Procurando escapar à contaminação desse vício deprimente, tenho evitado opinar em escala propriamente política, atendo-me antes àquilo que entendo que eu e os meus colegas de ofício – escritores, jornalistas, professores – podemos fazer aqui e agora, com o poder que temos. Mesmo quando os temas de meus artigos são estritamente políticos, não discuto aí o que o governante deve fazer, mas o que nós, formadores de opinião, devemos pensar e dizer.

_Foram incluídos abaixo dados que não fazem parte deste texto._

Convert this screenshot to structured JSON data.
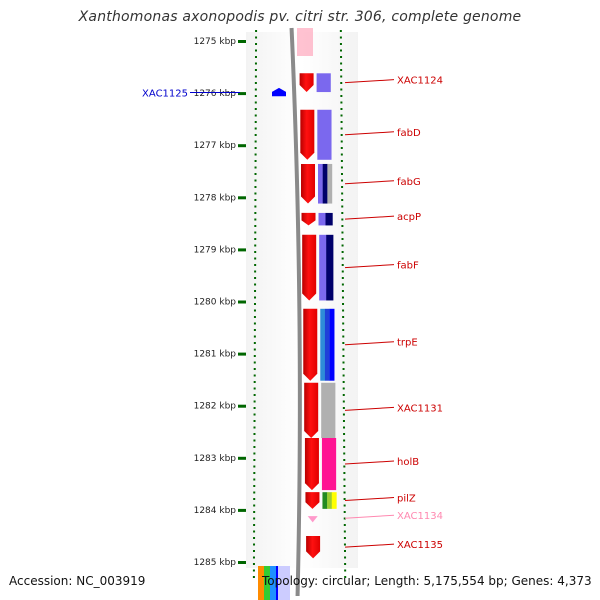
{
  "title": "Xanthomonas axonopodis pv. citri str. 306, complete genome",
  "accession": "Accession: NC_003919",
  "summary": "Topology: circular; Length: 5,175,554 bp; Genes: 4,373",
  "colors": {
    "forward_strand": "#ff0000",
    "backbone": "#888888",
    "tick": "#006600",
    "label": "#cc0000",
    "reverse_label": "#0000cc",
    "faded_label": "#ff88b0"
  },
  "ruler": {
    "ticks": [
      {
        "kbp": 1275,
        "label": "1275 kbp"
      },
      {
        "kbp": 1276,
        "label": "1276 kbp"
      },
      {
        "kbp": 1277,
        "label": "1277 kbp"
      },
      {
        "kbp": 1278,
        "label": "1278 kbp"
      },
      {
        "kbp": 1279,
        "label": "1279 kbp"
      },
      {
        "kbp": 1280,
        "label": "1280 kbp"
      },
      {
        "kbp": 1281,
        "label": "1281 kbp"
      },
      {
        "kbp": 1282,
        "label": "1282 kbp"
      },
      {
        "kbp": 1283,
        "label": "1283 kbp"
      },
      {
        "kbp": 1284,
        "label": "1284 kbp"
      },
      {
        "kbp": 1285,
        "label": "1285 kbp"
      }
    ]
  },
  "genes": [
    {
      "name": "XAC1124",
      "start_kbp": 1275.62,
      "end_kbp": 1275.98,
      "strand": "+",
      "cog": [
        "#7b68ee"
      ],
      "label_color": "#cc0000"
    },
    {
      "name": "fabD",
      "start_kbp": 1276.32,
      "end_kbp": 1277.28,
      "strand": "+",
      "cog": [
        "#7b68ee"
      ],
      "label_color": "#cc0000"
    },
    {
      "name": "fabG",
      "start_kbp": 1277.36,
      "end_kbp": 1278.12,
      "strand": "+",
      "cog": [
        "#7b68ee",
        "#00006a",
        "#b0b0b0"
      ],
      "label_color": "#cc0000"
    },
    {
      "name": "acpP",
      "start_kbp": 1278.3,
      "end_kbp": 1278.54,
      "strand": "+",
      "cog": [
        "#7b68ee",
        "#00006a"
      ],
      "label_color": "#cc0000"
    },
    {
      "name": "fabF",
      "start_kbp": 1278.72,
      "end_kbp": 1279.98,
      "strand": "+",
      "cog": [
        "#7b68ee",
        "#00006a"
      ],
      "label_color": "#cc0000"
    },
    {
      "name": "trpE",
      "start_kbp": 1280.14,
      "end_kbp": 1281.52,
      "strand": "+",
      "cog": [
        "#2e8bd8",
        "#1f3fd8",
        "#0000ff"
      ],
      "label_color": "#cc0000"
    },
    {
      "name": "XAC1131",
      "start_kbp": 1281.56,
      "end_kbp": 1282.62,
      "strand": "+",
      "cog": [
        "#b0b0b0"
      ],
      "label_color": "#cc0000"
    },
    {
      "name": "holB",
      "start_kbp": 1282.62,
      "end_kbp": 1283.62,
      "strand": "+",
      "cog": [
        "#ff1493"
      ],
      "label_color": "#cc0000"
    },
    {
      "name": "pilZ",
      "start_kbp": 1283.66,
      "end_kbp": 1283.98,
      "strand": "+",
      "cog": [
        "#228b22",
        "#9acd32",
        "#ffff00"
      ],
      "label_color": "#cc0000"
    },
    {
      "name": "XAC1134",
      "start_kbp": 1284.12,
      "end_kbp": 1284.2,
      "strand": "+",
      "cog": [],
      "label_color": "#ff88b0"
    },
    {
      "name": "XAC1135",
      "start_kbp": 1284.5,
      "end_kbp": 1284.93,
      "strand": "+",
      "cog": [],
      "label_color": "#cc0000"
    }
  ],
  "reverse_genes": [
    {
      "name": "XAC1125",
      "start_kbp": 1275.9,
      "end_kbp": 1276.06,
      "strand": "-",
      "label_color": "#0000cc"
    }
  ],
  "legend_colors": [
    "#ff8c00",
    "#33cc33",
    "#1e90ff",
    "#0000ff"
  ]
}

Sou um caso raro de brasileiro desprovido de planos de governo – não os tenho nem para mim nem para quem quer que seja. Tenho planos para uma vida intelectual digna, que sou capaz de realizar na minha escala pessoal e que proponho aos que tenham as mesmas ambições que eu. Mas aquele que assim se atém ao domínio em que pode falar com plena responsabilidade se arrisca a ser totalmente incompreendido. Num país onde todos falam desde cima de um palanque, como poderiam compreender o discurso do sapateiro que não se eleva acima das chinelas?